FOOTNOTES:
[A] Whenever shillings or sixpences are mentioned in this book, English coin is meant. As a general rule, each English denomination is of double the value of the corresponding American one. Thus the English penny is a coin as large as a silver dollar, and it is worth two of the American pennies. The shilling is of the value of a quarter of a dollar; and a sixpence is equal to a New York shilling.
[B] See frontispiece.
[C] Such a body of ecclesiastics is called a chapter.
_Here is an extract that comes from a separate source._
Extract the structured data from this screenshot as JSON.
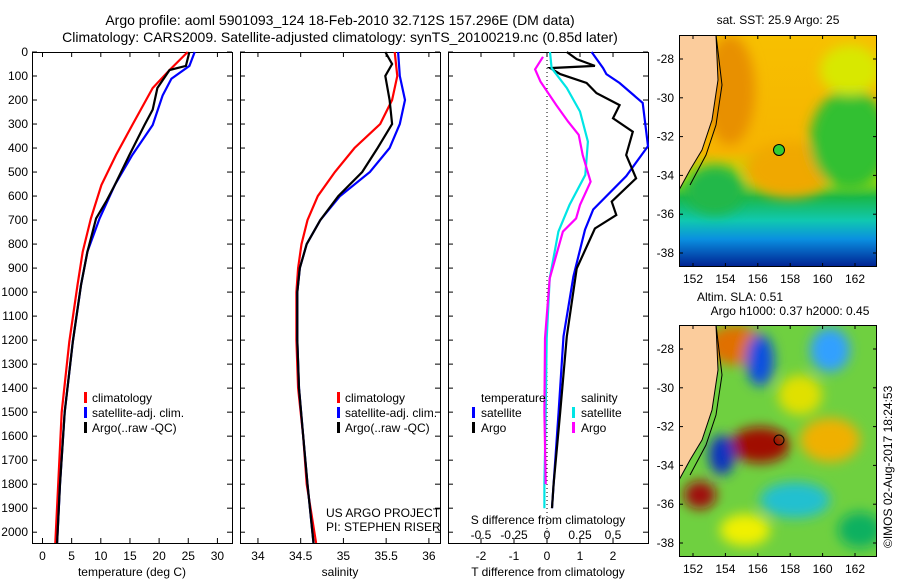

[D] The reader will recollect, from the description of Westminster Abbey, that the central part of the body of the church is called the nave, and that the parts of each side of the nave, beyond the ranges of columns that border it on the north and on the south, are called the aisles, and that the aisles are not so high usually as the nave. The long, vacant space which our party was now traversing was directly over the south aisle. They were coming towards the spectator, in the view of the church represented in the engraving. You see two towers in the front of the building shown in the engraving. The one on the right hand is on the south, and is called the clock tower. The other tower, which is on the north, is called the belfry. The party were coming along over the south aisle and south transept towards this south tower. If you read this explanation attentively, comparing it with the engraving, and compare the rest of the description with the engraving, you will be able to follow the party exactly through the whole of their ascent.
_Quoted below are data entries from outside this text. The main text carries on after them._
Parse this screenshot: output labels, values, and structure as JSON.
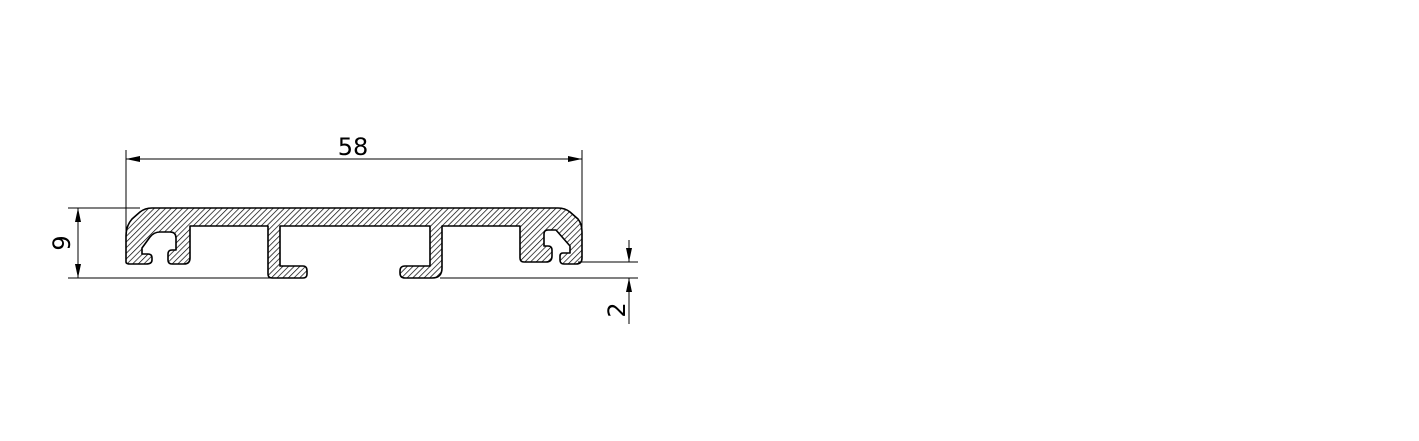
{
  "drawing": {
    "dimensions": {
      "width": "58",
      "height": "9",
      "thickness": "2"
    },
    "colors": {
      "line": "#000000",
      "hatch": "#000000",
      "background": "#ffffff"
    }
  }
}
[E] The works of this clock are on such a scale that the pendulum is fourteen feet long, and the weight at the end weighs more than one hundred pounds. The minute hand is eight feet long, and weighs seventy-five pounds.
[F] These club houses are very large and splendid mansions belonging to associations of gentlemen called clubs. Some of the clubs contain more than a thousand members. The houses are fitted up in the most luxurious manner, with reading rooms, libraries, dining rooms, apartments for conversation, and for all sorts of games, and every thing else requisite to make them agreeable places of resort for the members. The annual expenditure in many of them is from thirty to fifty thousand dollars.
[G] It was while these workmen were going out in this way from the yard that the incident of the little girl falling into the dock occurred, as has been already related.